The new identification cards will provide students, alumni and visitors with a variety of convenient new options, officials in the Office of Auxiliary Services stated.
“The card will allow students to continue to have the features of copying, printing and (purchasing) meals,” said LaTonya Green-Jones, director of auxiliary services.
The card will also give students traditional access into sporting events, dormitories, on campus laundry facilities and various labs throughout campus, Jones said.
One of the new features projected for the new ID cards will be the ability for students to upload monetary value onto their card accounts to use for purchases they make in the campus bookstore and some off campus venues.
Students will just have to go to a reload machine similar to the one located on the first floor of John B. Cade Library to add money onto their cards, Jones said.
As the process of perfecting the cards continue, the University has the intentions of following in the footsteps of other universities who have turned the ID cards of their students into debit cards by placing financial aid refunds onto the identification passes.
“I think the new cards will benefit use in some ways,” said Adrian Hogan, a senior accountant major from Hammond, La. “For instance, keeping track of the traffic in and out of dormitories.”
“Later down the line these new features of placing students refund checks in an account may help teach the students money management,” said Hogan.
The capabilities alumni and visitors will have are still in progress, Jones said.
Through the experiences of Latarvin Rushing, an alumnus of Dillard University, who did implement the ID/debt card system, students at Southern may be less enthusiastic about the new functions of the card.
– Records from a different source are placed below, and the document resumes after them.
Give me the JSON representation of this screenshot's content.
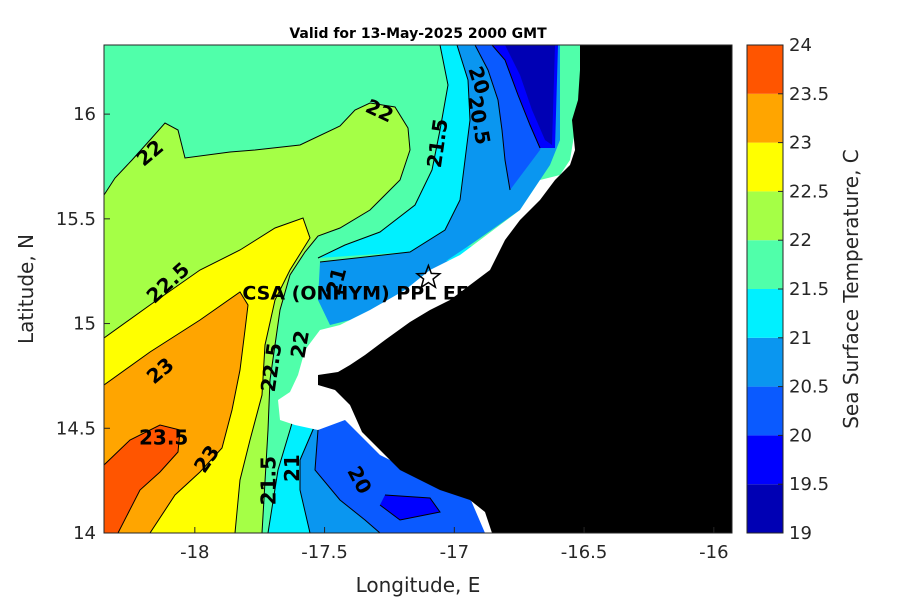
{
  "chart_data": {
    "type": "heatmap",
    "title": "Valid for 13-May-2025 2000 GMT",
    "xlabel": "Longitude, E",
    "ylabel": "Latitude, N",
    "xlim": [
      -18.35,
      -15.93
    ],
    "ylim": [
      14.0,
      16.33
    ],
    "x_ticks": [
      -18,
      -17.5,
      -17,
      -16.5,
      -16
    ],
    "x_tick_labels": [
      "-18",
      "-17.5",
      "-17",
      "-16.5",
      "-16"
    ],
    "y_ticks": [
      14,
      14.5,
      15,
      15.5,
      16
    ],
    "y_tick_labels": [
      "14",
      "14.5",
      "15",
      "15.5",
      "16"
    ],
    "colorbar": {
      "label": "Sea Surface Temperature, C",
      "levels": [
        19,
        19.5,
        20,
        20.5,
        21,
        21.5,
        22,
        22.5,
        23,
        23.5,
        24
      ],
      "tick_labels": [
        "19",
        "19.5",
        "20",
        "20.5",
        "21",
        "21.5",
        "22",
        "22.5",
        "23",
        "23.5",
        "24"
      ],
      "colors": [
        "#0000b4",
        "#0000ff",
        "#0a5aff",
        "#0a96f0",
        "#00f0ff",
        "#50ffaa",
        "#a5ff46",
        "#ffff00",
        "#ffa500",
        "#ff5500"
      ]
    },
    "contour_labels": [
      {
        "text": "22",
        "lon": -18.17,
        "lat": 15.81,
        "angle": -40
      },
      {
        "text": "22",
        "lon": -17.29,
        "lat": 16.01,
        "angle": 25
      },
      {
        "text": "21.5",
        "lon": -17.06,
        "lat": 15.86,
        "angle": -82
      },
      {
        "text": "20.5",
        "lon": -16.91,
        "lat": 15.97,
        "angle": 80
      },
      {
        "text": "20",
        "lon": -16.91,
        "lat": 16.16,
        "angle": 72
      },
      {
        "text": "22.5",
        "lon": -18.1,
        "lat": 15.19,
        "angle": -42
      },
      {
        "text": "21",
        "lon": -17.45,
        "lat": 15.2,
        "angle": -75
      },
      {
        "text": "23",
        "lon": -18.13,
        "lat": 14.77,
        "angle": -40
      },
      {
        "text": "22.5",
        "lon": -17.7,
        "lat": 14.79,
        "angle": -82
      },
      {
        "text": "22",
        "lon": -17.59,
        "lat": 14.9,
        "angle": -80
      },
      {
        "text": "23.5",
        "lon": -18.12,
        "lat": 14.45,
        "angle": 0
      },
      {
        "text": "23",
        "lon": -17.95,
        "lat": 14.35,
        "angle": -55
      },
      {
        "text": "21.5",
        "lon": -17.71,
        "lat": 14.25,
        "angle": -90
      },
      {
        "text": "21",
        "lon": -17.62,
        "lat": 14.31,
        "angle": -90
      },
      {
        "text": "20",
        "lon": -17.37,
        "lat": 14.25,
        "angle": 62
      }
    ],
    "station": {
      "name": "CSA (ONHYM) PPL EEZ",
      "lon": -17.1,
      "lat": 15.22,
      "marker": "star"
    },
    "land_color": "#000000",
    "no_data_color": "#ffffff"
  }
}
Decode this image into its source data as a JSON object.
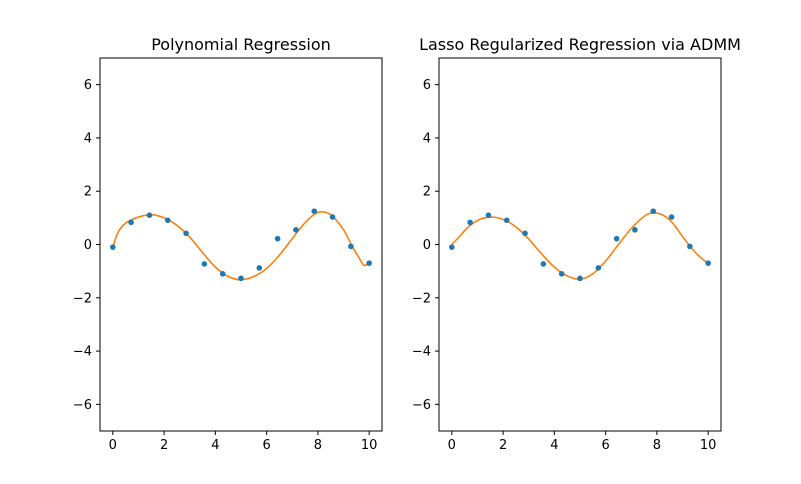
{
  "chart_data": [
    {
      "type": "scatter",
      "title": "Polynomial Regression",
      "xlabel": "",
      "ylabel": "",
      "xlim": [
        -0.5,
        10.5
      ],
      "ylim": [
        -7,
        7
      ],
      "xticks": [
        0,
        2,
        4,
        6,
        8,
        10
      ],
      "yticks": [
        6,
        4,
        2,
        0,
        -2,
        -4,
        -6
      ],
      "grid": false,
      "point_color": "#1f77b4",
      "line_color": "#ff7f0e",
      "series": [
        {
          "kind": "points",
          "x": [
            0,
            0.714,
            1.429,
            2.143,
            2.857,
            3.571,
            4.286,
            5.0,
            5.714,
            6.429,
            7.143,
            7.857,
            8.571,
            9.286,
            10.0
          ],
          "y": [
            -0.1,
            0.83,
            1.1,
            0.91,
            0.42,
            -0.73,
            -1.1,
            -1.27,
            -0.88,
            0.22,
            0.55,
            1.25,
            1.03,
            -0.07,
            -0.7
          ]
        },
        {
          "kind": "line",
          "x": [
            0,
            0.2,
            0.5,
            1.0,
            1.5,
            2.0,
            2.5,
            3.0,
            3.5,
            4.0,
            4.5,
            5.0,
            5.5,
            6.0,
            6.5,
            7.0,
            7.5,
            8.0,
            8.5,
            9.0,
            9.3,
            9.6,
            9.8,
            10.0
          ],
          "y": [
            -0.1,
            0.45,
            0.8,
            1.03,
            1.12,
            1.0,
            0.72,
            0.28,
            -0.3,
            -0.85,
            -1.2,
            -1.32,
            -1.2,
            -0.9,
            -0.4,
            0.22,
            0.82,
            1.2,
            1.12,
            0.55,
            0.0,
            -0.5,
            -0.78,
            -0.7
          ]
        }
      ]
    },
    {
      "type": "scatter",
      "title": "Lasso Regularized Regression via ADMM",
      "xlabel": "",
      "ylabel": "",
      "xlim": [
        -0.5,
        10.5
      ],
      "ylim": [
        -7,
        7
      ],
      "xticks": [
        0,
        2,
        4,
        6,
        8,
        10
      ],
      "yticks": [
        6,
        4,
        2,
        0,
        -2,
        -4,
        -6
      ],
      "grid": false,
      "point_color": "#1f77b4",
      "line_color": "#ff7f0e",
      "series": [
        {
          "kind": "points",
          "x": [
            0,
            0.714,
            1.429,
            2.143,
            2.857,
            3.571,
            4.286,
            5.0,
            5.714,
            6.429,
            7.143,
            7.857,
            8.571,
            9.286,
            10.0
          ],
          "y": [
            -0.1,
            0.83,
            1.1,
            0.91,
            0.42,
            -0.73,
            -1.1,
            -1.27,
            -0.88,
            0.22,
            0.55,
            1.25,
            1.03,
            -0.07,
            -0.7
          ]
        },
        {
          "kind": "line",
          "x": [
            0,
            0.3,
            0.6,
            1.0,
            1.4,
            1.8,
            2.2,
            2.6,
            3.0,
            3.5,
            4.0,
            4.5,
            5.0,
            5.5,
            6.0,
            6.5,
            7.0,
            7.5,
            7.8,
            8.2,
            8.6,
            9.0,
            9.5,
            10.0
          ],
          "y": [
            0.0,
            0.3,
            0.62,
            0.9,
            1.02,
            1.0,
            0.85,
            0.58,
            0.2,
            -0.35,
            -0.85,
            -1.18,
            -1.3,
            -1.1,
            -0.62,
            0.0,
            0.6,
            1.05,
            1.18,
            1.12,
            0.82,
            0.3,
            -0.3,
            -0.72
          ]
        }
      ]
    }
  ]
}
“I didn’t like the fact of giving us debit cards because some people were given their debit cards but the money wasn’t placed on the card until a later day,” Rushing said. “In some cases people even had to get their cards reordered because of a malfunction with the cards.”
“The checks were better because once you cashed the checks you knew for sure that you were going to have your money,” Rushing said.
If lost, the replacement of the new cards will cost $35 for the first two cards lost. That price will increase to $50 a card for any additional cards misplaced by students.